Kürzester arbeitsweg: 3 mio. spanier arbeiten 2026 teilzeit

Spanien möchte den Teilzeit-Arbeitsmarkt fördern. Doch die Konsequenzen für die Rente sind ernst zu nehmen.

Parlamentarische initiative

Die spanische Regierung plant, die Teilzeitarbeit zu fördern. Ziel ist es, die Arbeitsmarktteilhabe zu erhöhen, insbesondere für Frauen. Derzeit arbeiten in Spanien etwa 3 Millionen Menschen – etwa 14% der Erwerbstätigen – teilzeitbeschäftigt. Das ist ein Rekordwert.

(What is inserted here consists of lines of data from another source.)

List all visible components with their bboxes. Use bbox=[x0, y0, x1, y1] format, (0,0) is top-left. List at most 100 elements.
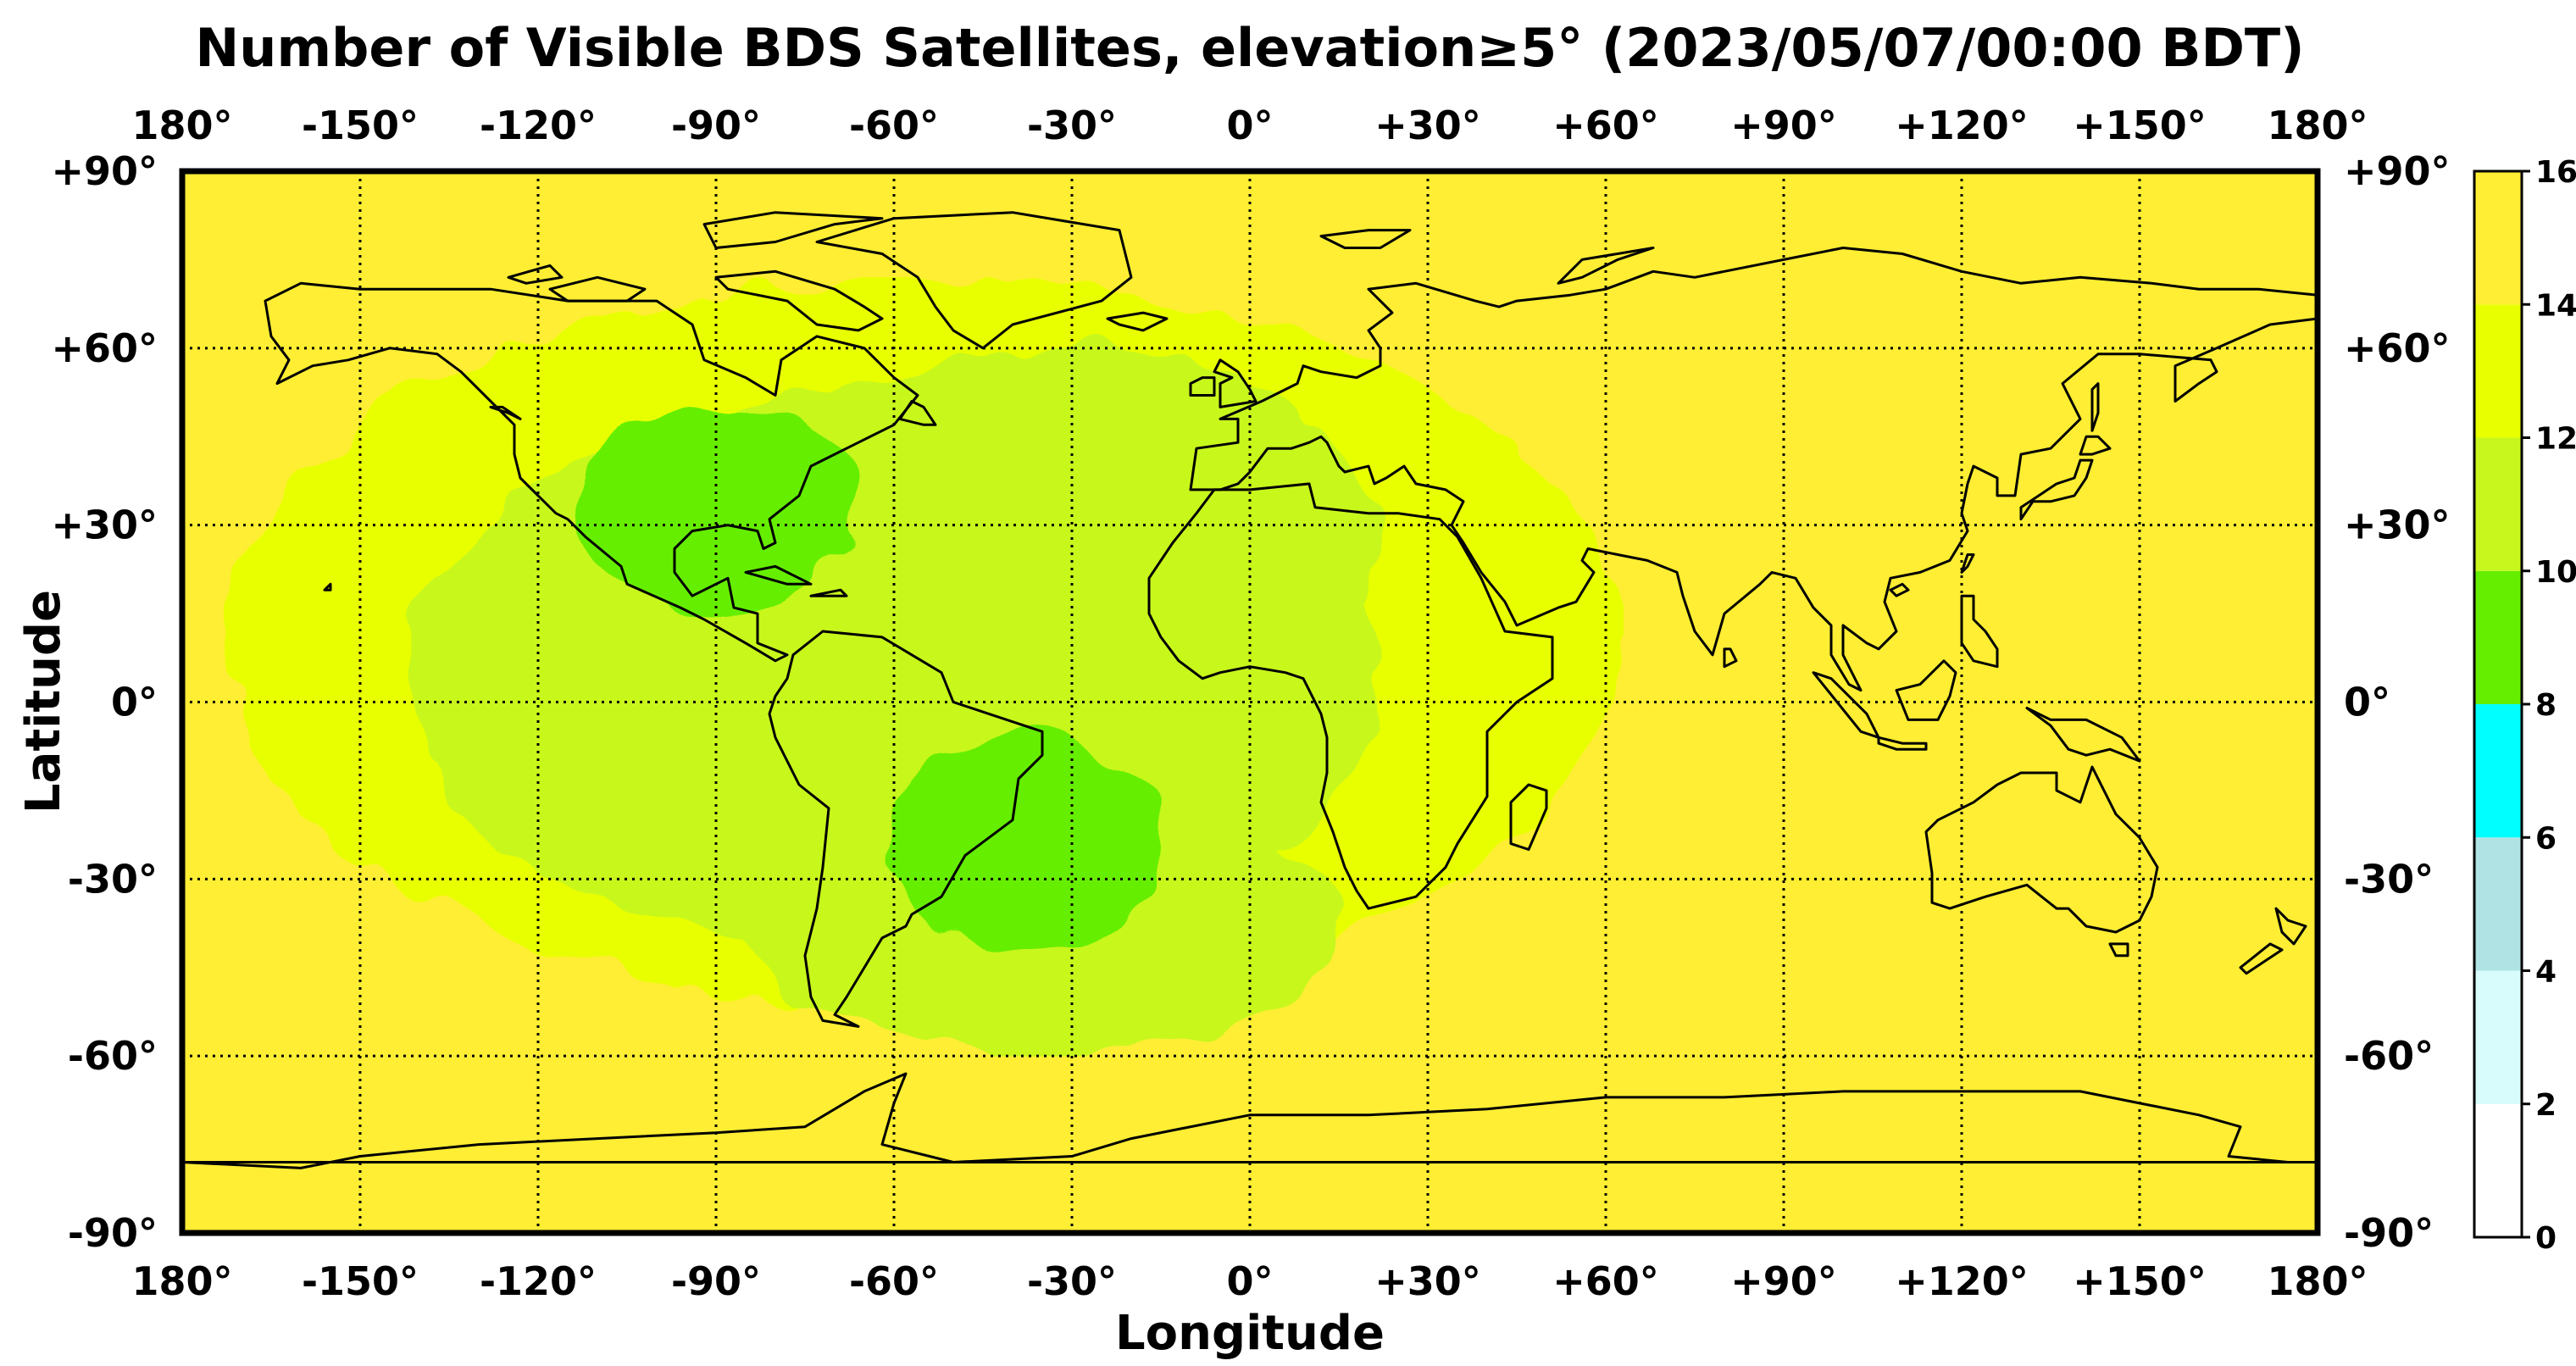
x-tick-label-top: -120° bbox=[480, 103, 597, 148]
x-tick-label-bottom: +90° bbox=[1730, 1258, 1837, 1304]
y-tick-label-right: +30° bbox=[2344, 503, 2451, 548]
x-tick-label-bottom: +60° bbox=[1552, 1258, 1659, 1304]
x-tick-label-bottom: 180° bbox=[131, 1258, 232, 1304]
x-tick-label-top: +150° bbox=[2073, 103, 2207, 148]
coastline-vancouver-island bbox=[489, 405, 522, 420]
coastline-ireland bbox=[1189, 376, 1216, 397]
x-tick-label-bottom: 180° bbox=[2267, 1258, 2368, 1304]
coastline-hainan bbox=[1889, 582, 1910, 597]
coastline-eurasia bbox=[1189, 247, 2318, 692]
colorbar-segment bbox=[2474, 970, 2522, 1104]
field-region-level-10 bbox=[431, 596, 763, 880]
colorbar-tick-label: 10 bbox=[2535, 555, 2576, 590]
colorbar-segment bbox=[2474, 171, 2522, 305]
colorbar-segment bbox=[2474, 704, 2522, 838]
y-tick-label-right: -90° bbox=[2344, 1210, 2434, 1256]
graticule-grid bbox=[182, 171, 2318, 1233]
chart-title: Number of Visible BDS Satellites, elevat… bbox=[195, 17, 2304, 79]
x-tick-label-bottom: -60° bbox=[849, 1258, 939, 1304]
coastline-north-america bbox=[264, 281, 919, 663]
y-tick-label-right: +60° bbox=[2344, 325, 2451, 371]
y-tick-label-left: +90° bbox=[51, 148, 158, 194]
field-region-level-14 bbox=[182, 1162, 2318, 1233]
y-tick-label-left: +60° bbox=[51, 325, 158, 371]
coastline-java bbox=[1877, 736, 1928, 751]
colorbar-tick-label: 0 bbox=[2535, 1221, 2557, 1256]
coastline-tasmania bbox=[2108, 942, 2129, 958]
x-tick-label-top: 180° bbox=[131, 103, 232, 148]
colorbar-tick-label: 14 bbox=[2535, 288, 2576, 323]
coastline-south-america bbox=[768, 630, 1044, 1028]
coastline-banks-island bbox=[507, 264, 564, 285]
coastlines bbox=[182, 211, 2318, 1169]
field-region-level-10 bbox=[763, 347, 1380, 726]
y-tick-label-left: +30° bbox=[51, 503, 158, 548]
colorbar-segment bbox=[2474, 1103, 2522, 1237]
x-tick-label-top: +60° bbox=[1552, 103, 1659, 148]
x-tick-label-top: -60° bbox=[849, 103, 939, 148]
colorbar-tick-label: 6 bbox=[2535, 821, 2557, 856]
coastline-hawaii bbox=[323, 582, 332, 591]
y-tick-label-left: 0° bbox=[111, 680, 158, 725]
coastline-baffin-island bbox=[714, 269, 884, 332]
x-tick-label-top: -150° bbox=[302, 103, 419, 148]
x-tick-labels-bottom: 180° -150° -120° -90° -60° -30° 0° +30° +60° +90°… bbox=[131, 1258, 2368, 1304]
x-tick-label-top: -90° bbox=[671, 103, 761, 148]
colorbar-tick-label: 2 bbox=[2535, 1088, 2557, 1123]
coastline-sakhalin bbox=[2090, 382, 2100, 432]
x-tick-label-bottom: -30° bbox=[1027, 1258, 1117, 1304]
coastline-new-guinea bbox=[2025, 707, 2141, 763]
coastline-hispaniola bbox=[809, 588, 848, 597]
coastline-ellesmere-island bbox=[702, 211, 884, 249]
map-frame bbox=[179, 168, 2321, 1236]
y-tick-labels-left: +90° +60° +30° 0° -30° -60° -90° bbox=[51, 148, 158, 1256]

Konsequenzen für die rente

Konsequenzen für die rente

Der Vorteil einer Teilzeitarbeit liegt darin, dass sie ältere Menschen oder Eltern hilft, sich auf dem Arbeitsmarkt zu halten. Doch die Auswirkungen auf die Pension sind ernst zu nehmen. Die Rente wird niedriger ausfallen, wenn man nur Teilzeit gearbeitet hat.

Die Gründe sind einfach: Die Rentenberechnung basiert auf den tatsächlichen monatlichen Gehältern, die in den letzten 25 Jahren erzielt wurden. Da Teilzeitbeschäftigte in der Regel auch ihre Löhne reduzieren, erhöht sich auch ihre monatliche Basisrente nicht so stark.

Ein Beispiel: Ein 50-Jähriger, der 20 Jahre lang halbtags gearbeitet hat, kann sich noch für die volle Regelrente qualifizieren, weil er genug Tage gearbeitet hat. Aber seine tatsächliche Rente könnte 30-50% niedriger ausfallen als die eines 50-Jährigen, der die gleiche Zeit, aber vollzeitbeschäftigt war.

Genderaspekt

Genderaspekt

Die Teilzeitarbeit hat starke geschlechtsspezifische Aspekte. In Spanien sind 73% der Teilzeitbeschäftigten Frauen. Das erläutert, warum Frauen durchschnittlich 30% weniger Rente empfangen als Männer.

Um den negativen Auswirkungen auf die Rente entgegenzuwirken, gibt es Strategien. Zu ihnen gehören, mehr Geld in den letzten Jahren zu verdienen, um die Basisrente zu erhöhen, länger zu arbeiten, um mehr Jahre auf die Regelrente anzurechnen oder spezielle Vereinbarungen mit der Gesetzlichen Rentenversicherung abzuschließen.